Çin, ABD’nin çevreleme çabalarına karşı koymak için gereken kritik teknolojiyi geliştirmeye çalışırken bilim ve teknoloji alanında beş yıllık bir beceri yükseltme hedefi belirledi.

Çin Komünist Parti (ÇKP) Merkez Komitesi perşembe günü üçüncü plenum toplantısı sonunda yaptığı açıklamada, inovasyonla yönlendirilen bir ülke olarak ekonomiye güç sağlamaya yardımcı olacak “kaliteli bir işgücü” geliştirmek için 2029 yılına kadar süresi olduğunu duyurdu.

Söz konusu taahhüt, Merkez Komite’nin 350’den fazla asil ve yedek üyesinin bir araya geldiği dört günlük plenumun ardından yayınlanan resmi bir bildiride yer aldı.

Bildiride “Eğitim, bilim ve teknoloji ile yetenek, Çin’in modernleşmesi için temel ve stratejik bir dayanak işlevi görmektedir” denildi.

ABD ve müttefiklerinin Çin’e bilim ve teknoloji alanındaki büyümesini sınırlandırması için giderek artan bir baskı uyguladığı ve Çin’in ekonomik sorunlarla boğuştuğu bir dönemde geldi.

Merkez Komitesi de bu zorlukları ve ülkeyi ilerletmek ve halkın beklentilerini karşılamak için bilim ve teknolojide “reformu” iki katına çıkarma ihtiyacını kabul etti.

Komite bildiride “Hem yurtiçi hem de yurtdışındaki karmaşık gelişmelerle daha iyi başa çıkabilmek, bilimsel ve teknolojik devrim ve endüstriyel dönüşümün yeni turuna uyum sağlayabilmek ve halkımızın yeni beklentilerini karşılayabilmek için Çin modernleşmesini ilerletmek amacıyla reforma bilinçli bir şekilde daha fazla önem vermeli ve reformu kapsamlı bir şekilde derinleştirmeliyiz” dedi.
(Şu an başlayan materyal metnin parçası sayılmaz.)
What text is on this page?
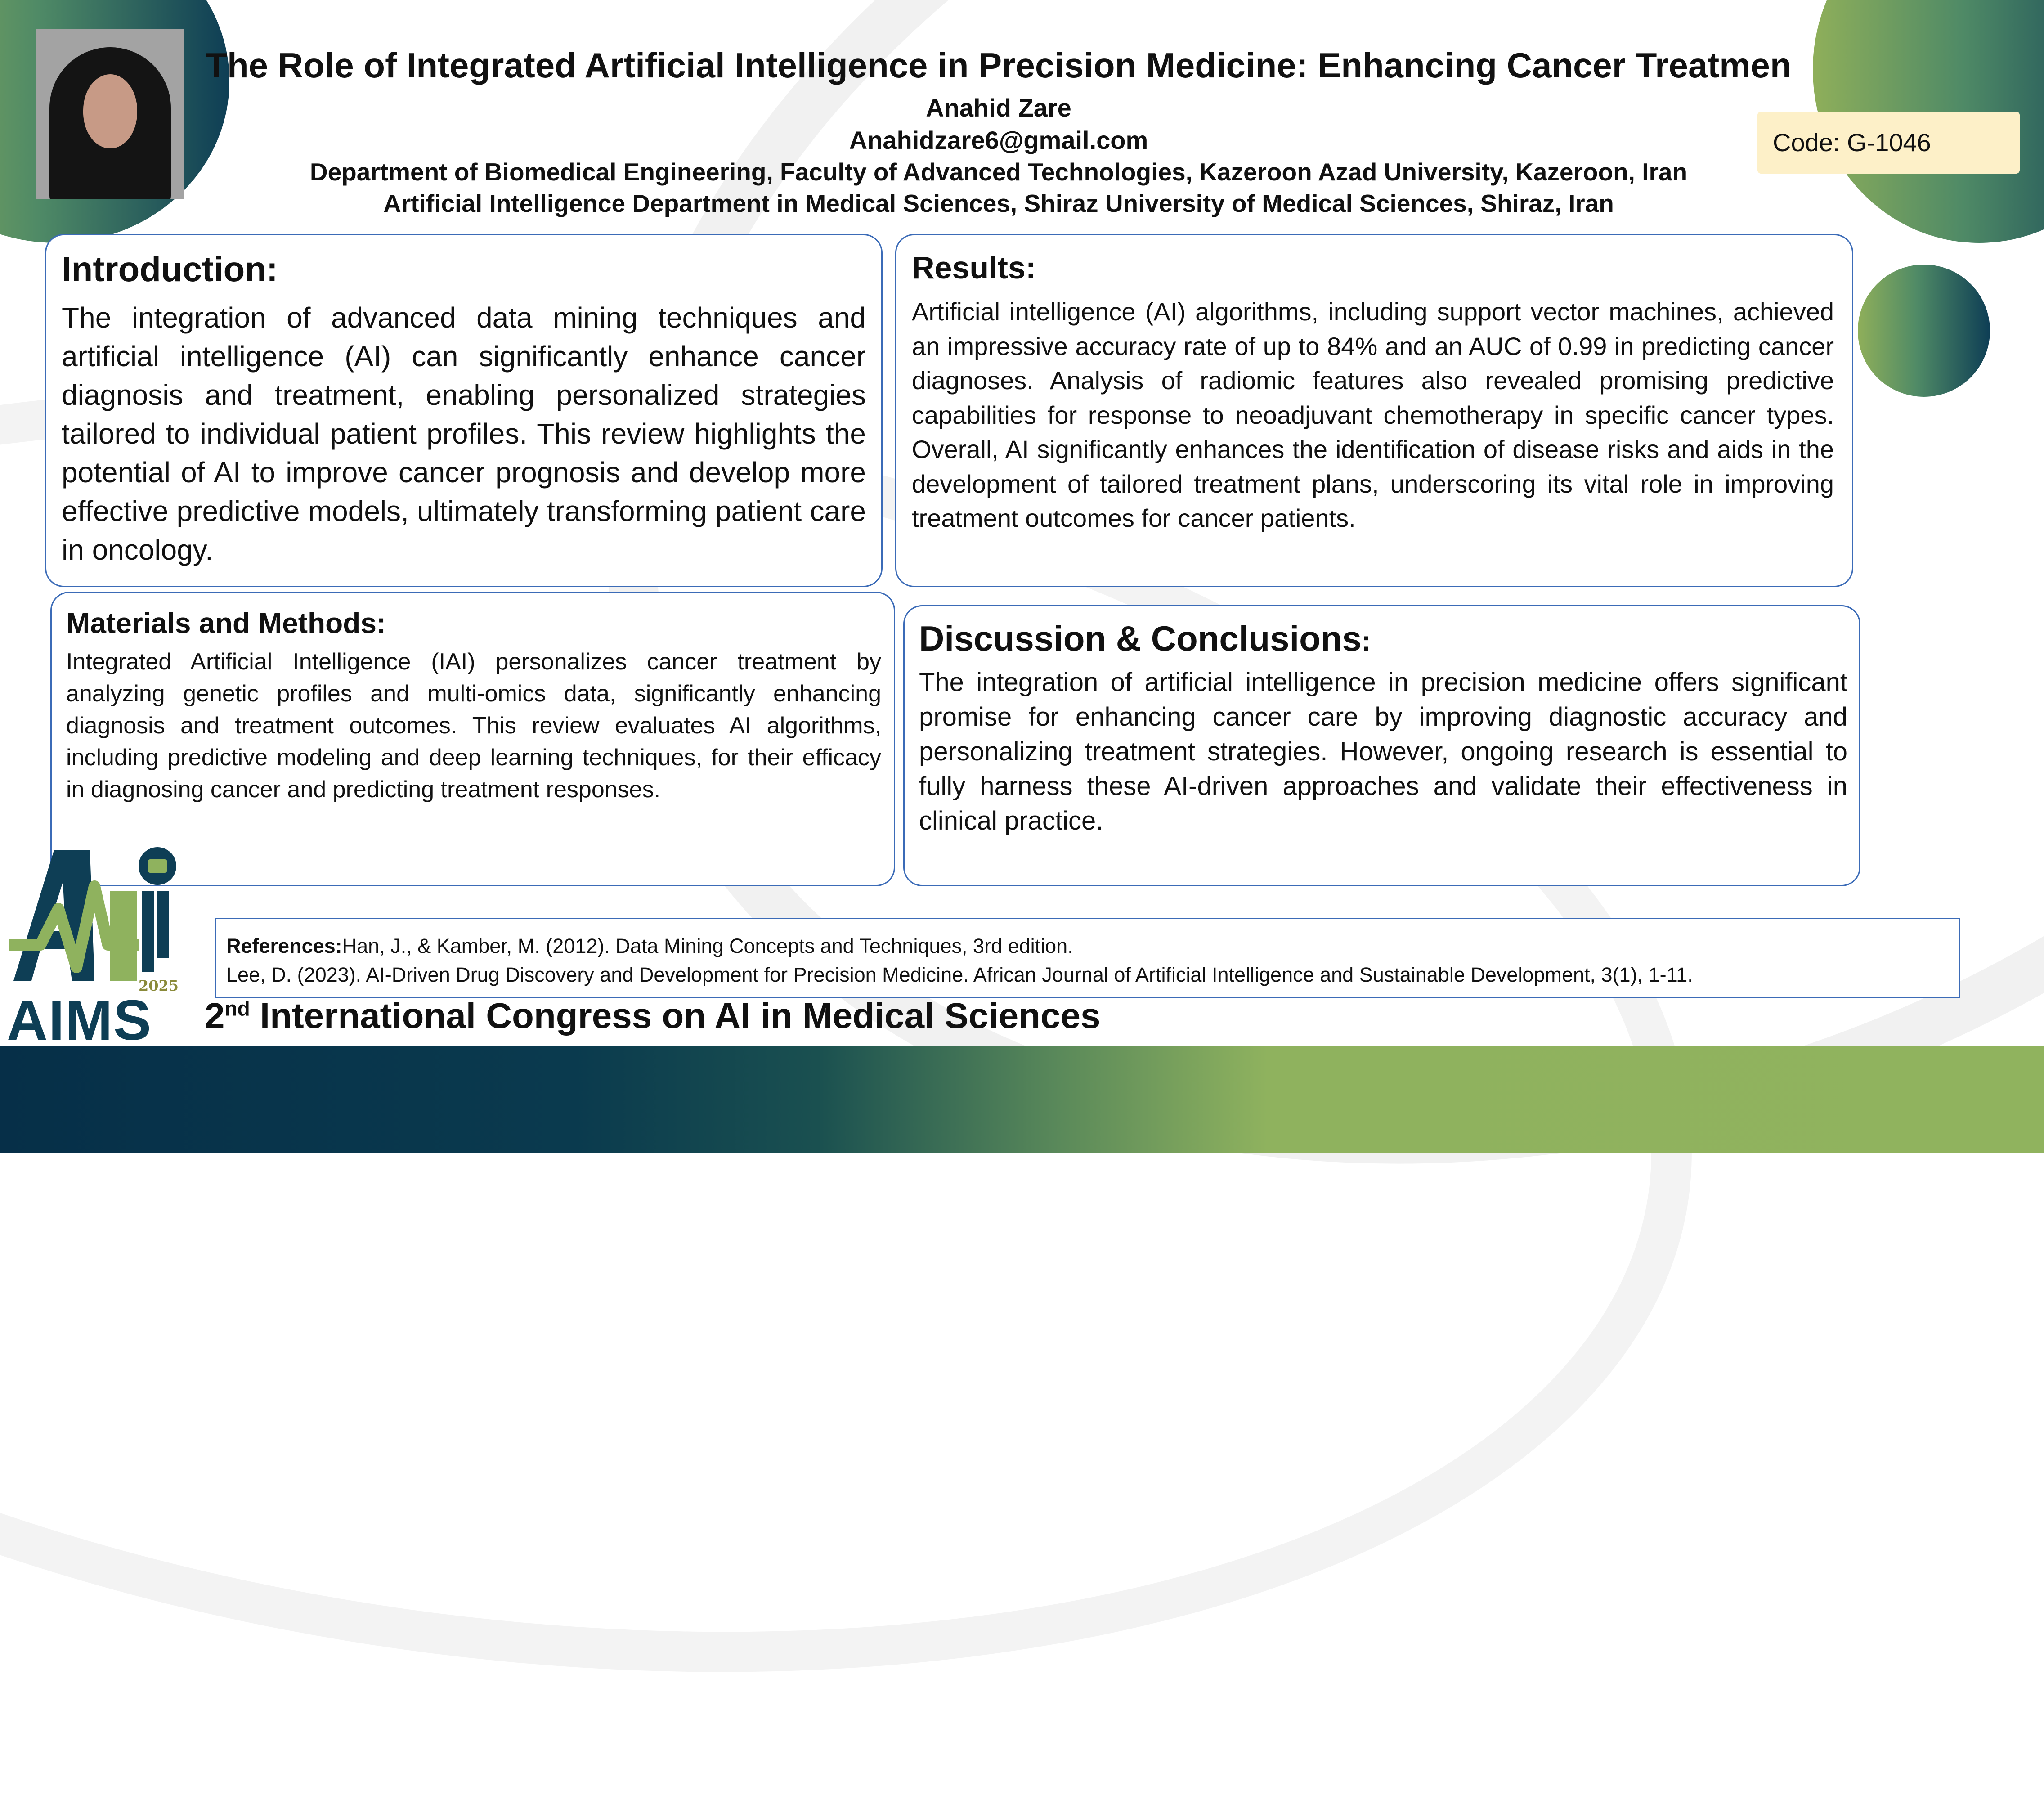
The Role of Integrated Artificial Intelligence in Precision Medicine: Enhancing Cancer Treatmen
Anahid Zare
Anahidzare6@gmail.com
Department of Biomedical Engineering, Faculty of Advanced Technologies, Kazeroon Azad University, Kazeroon, Iran
Artificial Intelligence Department in Medical Sciences, Shiraz University of Medical Sciences, Shiraz, Iran
Code: G-1046
Introduction:
The integration of advanced data mining techniques and artificial intelligence (AI) can significantly enhance cancer diagnosis and treatment, enabling personalized strategies tailored to individual patient profiles. This review highlights the potential of AI to improve cancer prognosis and develop more effective predictive models, ultimately transforming patient care in oncology.
Results:
Artificial intelligence (AI) algorithms, including support vector machines, achieved an impressive accuracy rate of up to 84% and an AUC of 0.99 in predicting cancer diagnoses. Analysis of radiomic features also revealed promising predictive capabilities for response to neoadjuvant chemotherapy in specific cancer types. Overall, AI significantly enhances the identification of disease risks and aids in the development of tailored treatment plans, underscoring its vital role in improving treatment outcomes for cancer patients.
Materials and Methods:
Integrated Artificial Intelligence (IAI) personalizes cancer treatment by analyzing genetic profiles and multi-omics data, significantly enhancing diagnosis and treatment outcomes. This review evaluates AI algorithms, including predictive modeling and deep learning techniques, for their efficacy in diagnosing cancer and predicting treatment responses.
Discussion & Conclusions:
The integration of artificial intelligence in precision medicine offers significant promise for enhancing cancer care by improving diagnostic accuracy and personalizing treatment strategies. However, ongoing research is essential to fully harness these AI-driven approaches and validate their effectiveness in clinical practice.
AIMS
2025
References:Han, J., & Kamber, M. (2012). Data Mining Concepts and Techniques, 3rd edition.
Lee, D. (2023). AI-Driven Drug Discovery and Development for Precision Medicine. African Journal of Artificial Intelligence and Sustainable Development, 3(1), 1-11.
2nd International Congress on AI in Medical Sciences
“Çin’i bilim ve eğitim yoluyla canlandırma stratejisini, kaliteli bir işgücü geliştirme stratejisini ve inovasyon odaklı kalkınma stratejisini tam olarak uygulamalıyız.”
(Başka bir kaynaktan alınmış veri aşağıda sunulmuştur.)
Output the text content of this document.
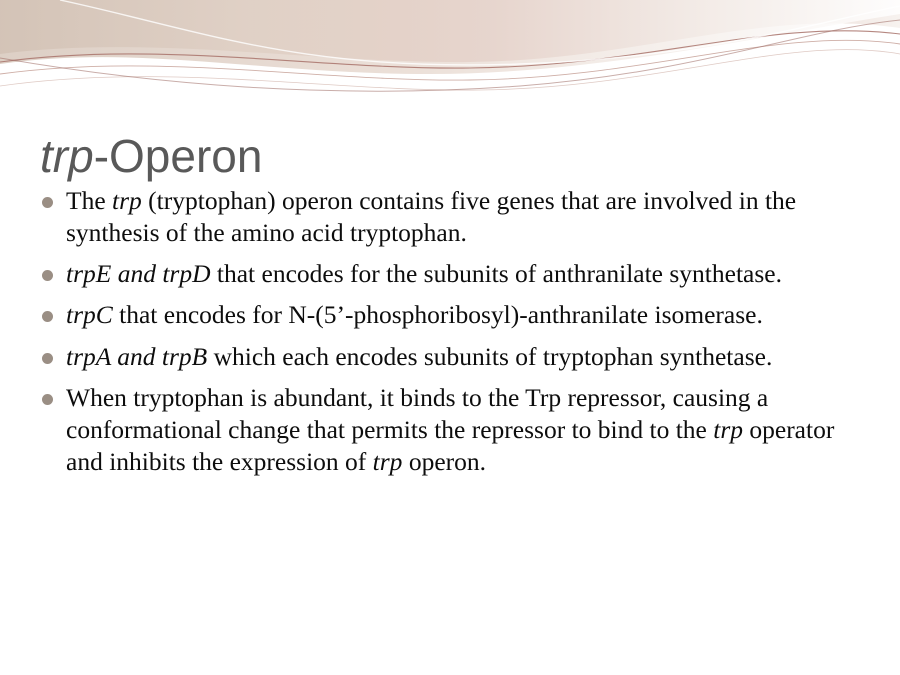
trp-Operon
The trp (tryptophan) operon contains five genes that are involved in the synthesis of the amino acid tryptophan.
trpE and trpD that encodes for the subunits of anthranilate synthetase.
trpC that encodes for N-(5’-phosphoribosyl)-anthranilate isomerase.
trpA and trpB which each encodes subunits of tryptophan synthetase.
When tryptophan is abundant, it binds to the Trp repressor, causing a conformational change that permits the repressor to bind to the trp operator and inhibits the expression of trp operon.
Bu uzmanlık havuzunun geliştirilmesi, “kilit teknolojik atılımların” peşinde bilim-teknoloji kurumlarının ve mekanizmalarının elden geçirilmesini de içeriyor.

Devlet Başkanı Xi Jinping “her bakımdan modern bir sosyalist ülke” inşa etmek için bilim ve teknolojinin rolünü defalarca kez vurguladı.

Partinin 2022’deki ulusal kongresinde yaptığı konuşmada şunları söylemişti: “Bilim ve teknolojiyi birincil üretici gücümüz, yeteneği birincil kaynağımız ve inovasyonu birincil büyüme itici gücümüz olarak görmeliyiz. Eğitimin geliştirilmesine yüksek öncelik vermeye, Çin’in bilim ve teknolojide kendine güvenini ve gücünü inşa etmeye ve kalkınmaya öncülük etmek ve kalkınmayı ilerletmek için yeteneklere güvenmeye devam edeceğiz. Güçlü bir eğitim sistemi, daha fazla bilimsel ve teknolojik güç ve kaliteli bir işgücü oluşturmak için çalışmalarımızı hızlandıracağız”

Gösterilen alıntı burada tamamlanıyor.